1) First, the slurry is created by a mud mixing equipment in the pulping pool. After 24h, the proportion of mud, viscosity, sand content and other indicators are measured. Following the completion of the usage requirements, a mud pump is used to supply mud to the new slotted section.

2) The double-wheel slot milling machine starts to work. Two hydraulic motors drive the milling wheel, which rotates and cuts rock and soil bodies by breaking them into pieces, rolling them up, and mixing them with the mud in the slot. A centrifugal pump located between the two milling wheels pumps the mud containing debris through the mud pipe to the background desanding system.

3) The background desanding screen system is composed of a gravel separator and a desanding device.

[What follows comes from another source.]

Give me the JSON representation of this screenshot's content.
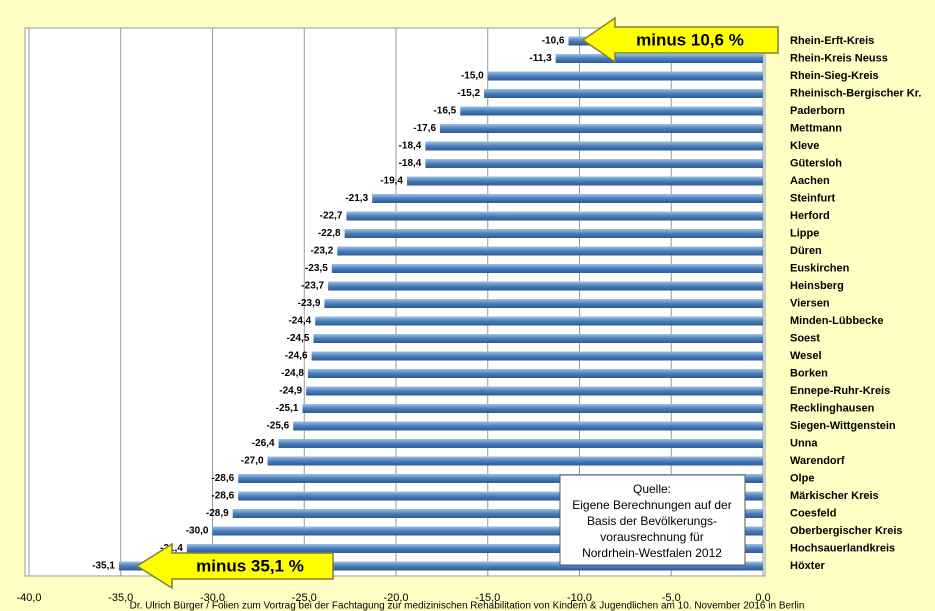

The mud pumped by the centrifugal pump of a milling trough machine is filtered and desanded on two levels. The clean mud enters the slurry storage box at the bottom of the desanding system.

4) As the tank’s depth increases and the mud is lost in the process, the mud needs to be replenished during the construction, and the mud is manufactured and transported to the tank through the pulping pool.

5) During underwater concrete pouring, the mud in the tank will be recycled to the sedimentation tank through the mud pump. If the indicators are qualified, the mud can be used to reduce the overall amount of mud.

When the performance index of circulating mud or recycled mud is not qualified, it becomes waste slurry. The waste slurry that is immediately removed will cause huge pollution to the environment, and it needs to be transported to the authorized off-site facility for treatment, which will be extremely expensive. The waste slurry produced during the construction process was treated harmlessly and the procedure is described as following. The waste mud is separated into water and mud cake through the mud filter press, as shown in Fig.13. The water is directed into the clear pool for reuse, and the mud cake produced by the filter press was dehydrated and can be directly transported to the filling area of the site. Then, the cost of mud treatment is effectively reduced, and the waste mud is fully utilized to avoid pollution and achieve green construction.

Fig. 13 Water separation diagram of mud filter press

4 The construction effect

By adopting essential construction techniques listed above, the underground diaphragm wall construction has achieved good results. After the underground diaphragm wall has been grooved, ultrasonic grooved meter is used to test the slot hole, and all of the indexes can meet the design requirements. According to the results, the trench verticality of the ground wall has completely reached 1/600 which met the design requirements, and the filling coefficient of concrete is less than 1.10, with an average of about 1.05, and the trench effect is good. The integrity of the wall body was tested by acoustic transmission method, and the quality of the wall was satisfactory. Basically, it was a class I wall, with no class Ⅲ and IV walls.

5 Conclusion

With the continuous development of underground space, the application scope of underground diaphragm wall is becoming more and more wide, and the increasingly difficult engineering geological conditions have become a serious problem. To construct an ultra-deep underground continuous wall under difficult geological conditions, the project adopts a number of advanced and applicable essential technologies that can effectively solve the construction problems.

1) In the newly filled area, cement-soil mixing piles are used to pre-reinforce the groove wall of underground continuous wall, which effectively improves the stability of the groove wall. The piles can also ensures the quality of the wall, and reduces the filling coefficient of concrete perfusion.

2) Using the milling-drilling-milling grooving method can increase the double wheel grooving machine into the rock construction of the air surface. It can also significantly improve the construction efficiency, and ensure the quality of construction.

3) In view of the super long and overweight underground continuous wall reinforcement cage, the safety of the overall production and hoisting construction process is ensured through the reinforcement and hoisting calculation and the selection of the reinforcement cage.

4) The efficient and green mud circulation treatment technology is adopted to achieve the goal of recycling and green construction.